The U.S. economy's take-off from a near standstill in the first quarter may prove bumpier than the Federal Reserve and many on Wall Street expect as tighter credit acts as a headwind to growth.
What started as a financing squeeze in the subprime- mortgage market now threatens other parts of the economy. Borrowing costs for companies are climbing as banks and investors demand more for their money. Consumers feel the pinch from rising interest rates and sagging house prices.
As a result, the economy may struggle to achieve the 2-1/2 to 3 percent growth rate that most forecasters inside and outside the Fed have penciled in for the second half of the year. Instead, economists at International Strategy & Investment Group, UBS AG and Commerzbank AG see growth below 2 percent as consumer spending slows and business investment fails to pick up under the weight of tougher financing conditions.
As I've written before, I am having a hard time buying the "interest rates are at a restrictive level" argument.

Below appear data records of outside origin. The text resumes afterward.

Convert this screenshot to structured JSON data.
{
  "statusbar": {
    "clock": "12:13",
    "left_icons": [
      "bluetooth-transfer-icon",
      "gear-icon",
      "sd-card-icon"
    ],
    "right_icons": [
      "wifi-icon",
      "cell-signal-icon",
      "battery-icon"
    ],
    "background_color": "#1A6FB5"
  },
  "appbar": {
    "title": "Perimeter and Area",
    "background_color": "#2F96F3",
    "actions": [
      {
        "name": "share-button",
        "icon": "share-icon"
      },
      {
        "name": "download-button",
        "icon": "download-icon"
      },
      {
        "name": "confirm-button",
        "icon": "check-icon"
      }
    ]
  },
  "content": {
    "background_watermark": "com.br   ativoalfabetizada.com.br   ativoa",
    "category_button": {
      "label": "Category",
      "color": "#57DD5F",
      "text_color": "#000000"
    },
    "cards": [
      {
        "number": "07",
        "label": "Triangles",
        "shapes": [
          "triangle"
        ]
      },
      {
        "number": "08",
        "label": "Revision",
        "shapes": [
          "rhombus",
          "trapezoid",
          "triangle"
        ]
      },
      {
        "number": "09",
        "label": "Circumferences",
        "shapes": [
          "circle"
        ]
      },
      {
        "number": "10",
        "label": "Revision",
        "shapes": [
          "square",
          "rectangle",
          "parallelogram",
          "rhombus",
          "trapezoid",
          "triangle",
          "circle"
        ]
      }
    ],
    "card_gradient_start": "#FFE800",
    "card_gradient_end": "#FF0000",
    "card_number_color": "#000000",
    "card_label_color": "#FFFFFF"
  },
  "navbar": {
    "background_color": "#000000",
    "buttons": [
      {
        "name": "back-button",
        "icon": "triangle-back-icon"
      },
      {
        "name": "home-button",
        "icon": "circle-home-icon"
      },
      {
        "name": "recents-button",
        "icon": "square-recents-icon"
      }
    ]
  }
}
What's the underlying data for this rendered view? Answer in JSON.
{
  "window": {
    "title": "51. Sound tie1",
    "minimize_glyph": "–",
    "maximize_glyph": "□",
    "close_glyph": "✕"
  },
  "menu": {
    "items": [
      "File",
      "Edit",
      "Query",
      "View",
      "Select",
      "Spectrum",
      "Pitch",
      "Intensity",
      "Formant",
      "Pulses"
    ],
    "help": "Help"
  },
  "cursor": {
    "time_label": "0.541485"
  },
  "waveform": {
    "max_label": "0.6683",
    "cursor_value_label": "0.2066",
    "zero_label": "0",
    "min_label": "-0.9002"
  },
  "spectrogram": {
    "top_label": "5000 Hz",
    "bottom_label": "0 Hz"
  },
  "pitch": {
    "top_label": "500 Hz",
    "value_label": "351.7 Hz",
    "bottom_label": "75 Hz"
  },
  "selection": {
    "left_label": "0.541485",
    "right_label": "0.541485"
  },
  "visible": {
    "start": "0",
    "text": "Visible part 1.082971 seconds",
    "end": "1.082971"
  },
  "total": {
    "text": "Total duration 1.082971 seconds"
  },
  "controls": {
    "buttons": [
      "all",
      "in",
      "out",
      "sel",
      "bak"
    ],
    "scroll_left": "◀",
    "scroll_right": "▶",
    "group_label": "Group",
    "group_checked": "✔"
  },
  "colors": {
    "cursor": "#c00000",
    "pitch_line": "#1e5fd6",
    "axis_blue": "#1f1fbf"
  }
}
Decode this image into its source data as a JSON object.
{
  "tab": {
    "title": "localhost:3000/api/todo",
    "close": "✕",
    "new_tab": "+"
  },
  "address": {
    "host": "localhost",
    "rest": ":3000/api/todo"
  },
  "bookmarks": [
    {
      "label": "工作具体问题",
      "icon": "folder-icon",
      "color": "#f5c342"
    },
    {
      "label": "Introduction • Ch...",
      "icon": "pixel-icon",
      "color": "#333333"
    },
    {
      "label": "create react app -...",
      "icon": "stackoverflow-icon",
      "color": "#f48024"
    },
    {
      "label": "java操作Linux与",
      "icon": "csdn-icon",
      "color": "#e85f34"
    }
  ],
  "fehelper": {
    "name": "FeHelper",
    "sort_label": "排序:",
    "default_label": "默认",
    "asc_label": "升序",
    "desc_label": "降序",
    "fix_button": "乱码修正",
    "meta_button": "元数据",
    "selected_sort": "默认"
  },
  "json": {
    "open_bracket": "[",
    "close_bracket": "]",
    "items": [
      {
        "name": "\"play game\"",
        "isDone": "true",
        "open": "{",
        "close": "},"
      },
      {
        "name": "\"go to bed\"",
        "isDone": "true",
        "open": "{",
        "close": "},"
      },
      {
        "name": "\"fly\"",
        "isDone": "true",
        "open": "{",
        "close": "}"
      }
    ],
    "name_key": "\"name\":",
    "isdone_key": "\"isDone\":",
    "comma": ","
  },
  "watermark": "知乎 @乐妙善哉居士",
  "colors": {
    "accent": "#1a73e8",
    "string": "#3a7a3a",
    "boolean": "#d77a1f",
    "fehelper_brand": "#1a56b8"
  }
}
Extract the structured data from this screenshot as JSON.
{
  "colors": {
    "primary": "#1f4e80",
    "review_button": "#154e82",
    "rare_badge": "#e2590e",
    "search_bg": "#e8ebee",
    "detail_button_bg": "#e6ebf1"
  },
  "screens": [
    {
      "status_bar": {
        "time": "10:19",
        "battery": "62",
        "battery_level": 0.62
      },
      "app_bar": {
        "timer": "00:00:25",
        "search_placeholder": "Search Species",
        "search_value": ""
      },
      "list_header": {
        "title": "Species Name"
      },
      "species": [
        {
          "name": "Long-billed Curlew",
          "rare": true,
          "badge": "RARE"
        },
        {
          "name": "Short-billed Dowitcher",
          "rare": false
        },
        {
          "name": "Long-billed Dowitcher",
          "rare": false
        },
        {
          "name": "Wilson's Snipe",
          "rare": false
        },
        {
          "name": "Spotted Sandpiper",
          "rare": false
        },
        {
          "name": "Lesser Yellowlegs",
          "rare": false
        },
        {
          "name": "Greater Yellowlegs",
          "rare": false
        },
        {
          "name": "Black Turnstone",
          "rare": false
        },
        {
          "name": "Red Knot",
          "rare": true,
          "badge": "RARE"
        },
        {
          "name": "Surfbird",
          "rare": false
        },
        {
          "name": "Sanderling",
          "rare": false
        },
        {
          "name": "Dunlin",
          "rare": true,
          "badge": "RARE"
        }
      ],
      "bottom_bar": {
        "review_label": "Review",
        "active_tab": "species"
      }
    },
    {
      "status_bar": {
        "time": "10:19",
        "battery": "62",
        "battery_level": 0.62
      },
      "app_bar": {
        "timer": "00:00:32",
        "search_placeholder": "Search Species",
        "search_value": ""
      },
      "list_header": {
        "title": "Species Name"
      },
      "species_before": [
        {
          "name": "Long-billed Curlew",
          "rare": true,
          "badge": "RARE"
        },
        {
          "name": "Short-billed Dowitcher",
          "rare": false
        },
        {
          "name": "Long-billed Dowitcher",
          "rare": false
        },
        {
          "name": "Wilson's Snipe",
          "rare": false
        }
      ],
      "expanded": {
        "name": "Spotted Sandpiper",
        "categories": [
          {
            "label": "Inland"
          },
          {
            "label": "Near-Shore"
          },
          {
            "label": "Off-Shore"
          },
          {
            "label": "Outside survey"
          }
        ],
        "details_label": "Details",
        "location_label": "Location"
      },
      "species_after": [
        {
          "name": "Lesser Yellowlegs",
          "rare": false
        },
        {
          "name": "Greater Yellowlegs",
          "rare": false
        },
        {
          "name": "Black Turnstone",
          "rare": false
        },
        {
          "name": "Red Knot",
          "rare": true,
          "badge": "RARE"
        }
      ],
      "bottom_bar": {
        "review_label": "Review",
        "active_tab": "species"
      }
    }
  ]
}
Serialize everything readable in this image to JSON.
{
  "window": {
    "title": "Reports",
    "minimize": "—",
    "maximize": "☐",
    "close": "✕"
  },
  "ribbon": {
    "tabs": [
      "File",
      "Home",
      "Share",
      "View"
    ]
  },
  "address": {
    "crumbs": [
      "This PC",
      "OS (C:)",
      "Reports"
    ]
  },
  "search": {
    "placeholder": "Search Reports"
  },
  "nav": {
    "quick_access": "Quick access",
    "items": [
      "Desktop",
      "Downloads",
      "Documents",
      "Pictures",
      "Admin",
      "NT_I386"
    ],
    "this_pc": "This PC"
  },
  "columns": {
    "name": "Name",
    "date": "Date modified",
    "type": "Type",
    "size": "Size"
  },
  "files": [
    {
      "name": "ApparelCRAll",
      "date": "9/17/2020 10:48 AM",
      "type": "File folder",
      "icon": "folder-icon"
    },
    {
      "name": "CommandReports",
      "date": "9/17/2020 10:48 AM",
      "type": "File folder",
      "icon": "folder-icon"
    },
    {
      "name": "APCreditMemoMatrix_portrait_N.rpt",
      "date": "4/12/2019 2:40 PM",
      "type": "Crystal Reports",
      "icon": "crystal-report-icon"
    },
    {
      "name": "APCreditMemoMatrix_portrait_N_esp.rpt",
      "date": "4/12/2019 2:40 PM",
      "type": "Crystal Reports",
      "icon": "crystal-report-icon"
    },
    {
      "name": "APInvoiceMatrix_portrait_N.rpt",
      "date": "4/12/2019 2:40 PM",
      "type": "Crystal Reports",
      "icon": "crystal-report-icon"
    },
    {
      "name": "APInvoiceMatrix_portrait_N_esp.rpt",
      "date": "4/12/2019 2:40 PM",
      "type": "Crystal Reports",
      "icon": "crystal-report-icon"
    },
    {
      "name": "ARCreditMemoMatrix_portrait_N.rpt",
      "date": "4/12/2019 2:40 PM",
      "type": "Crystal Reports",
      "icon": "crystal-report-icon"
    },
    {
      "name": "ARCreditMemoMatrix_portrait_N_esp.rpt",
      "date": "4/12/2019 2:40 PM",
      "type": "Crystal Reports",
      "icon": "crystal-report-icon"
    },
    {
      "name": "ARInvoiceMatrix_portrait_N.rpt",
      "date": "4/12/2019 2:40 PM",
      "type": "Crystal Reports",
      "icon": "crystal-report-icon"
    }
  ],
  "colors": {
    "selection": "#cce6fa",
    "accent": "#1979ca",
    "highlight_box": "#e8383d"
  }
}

Here's the 10-year CMT Treasury chart:
Here's the Moody's seasoned AAA chart:
Here's the Moody's seasoned Baa chart:
None of these interest rate levels look restrictive, especially compared with levels at the end of the 1990s.
Investors now demand almost 3 percentage points in extra interest to own U.S. high-yield bonds rather than government debt, compared with a record low of 2.41 percentage points on June 5, Merrill Lynch & Co. data show. That's the fastest increase in spreads since April 2005.
``The credit cycle is peaking,'' says John Lonski, chief economist at ratings company Moody's Investors Service in New York. He sees the high-yield spread rising to 4 percentage points by the end of 2007.
The tougher corporate-credit conditions are starting to bite. In the past two weeks, more than a dozen companies postponed or restructured debt sales.
Among those postponed: a $350 million note sale by Magnum Coal Co., a West Virginia-based coal producer, and a $500 million bond sale by Kia Motors Corp., South Korea's second largest automaker. Kia planned to use some of the money to help finance construction of a U.S. factory employing 2,500 in Georgia.
3% above Treasuries is about 8%. That's still not that high. One of the main issues in the LBO market is borrowers have gotten away with incredibly lax lending standards. For example, some recent LBOs have had a covenant that if a borrower couldn't make a payment, he could instead issue more bonds (I forget the technical term for this practice). Why any lender would accept this term is simply beyond me. A borrower who can't pay now probably won't be able to pay in the future. Yet lenders accepted these terms as they chased yields.
It's also important to note that companies have a ton of cash on their books right now. According to the Federal Reserve's Flow of Funds Statement (PDF) nonfarm nonfinancial corporate business has $2.683 trillion of collected financial assets (see pages 103 and 104 of the FOF report). In short, the money is out there to get deals done.
My guess is the market will now return to more prudent lending and borrowing standards. That does mean some of the more aggressive terms will no longer be included in these deals. However, good deals will still get done.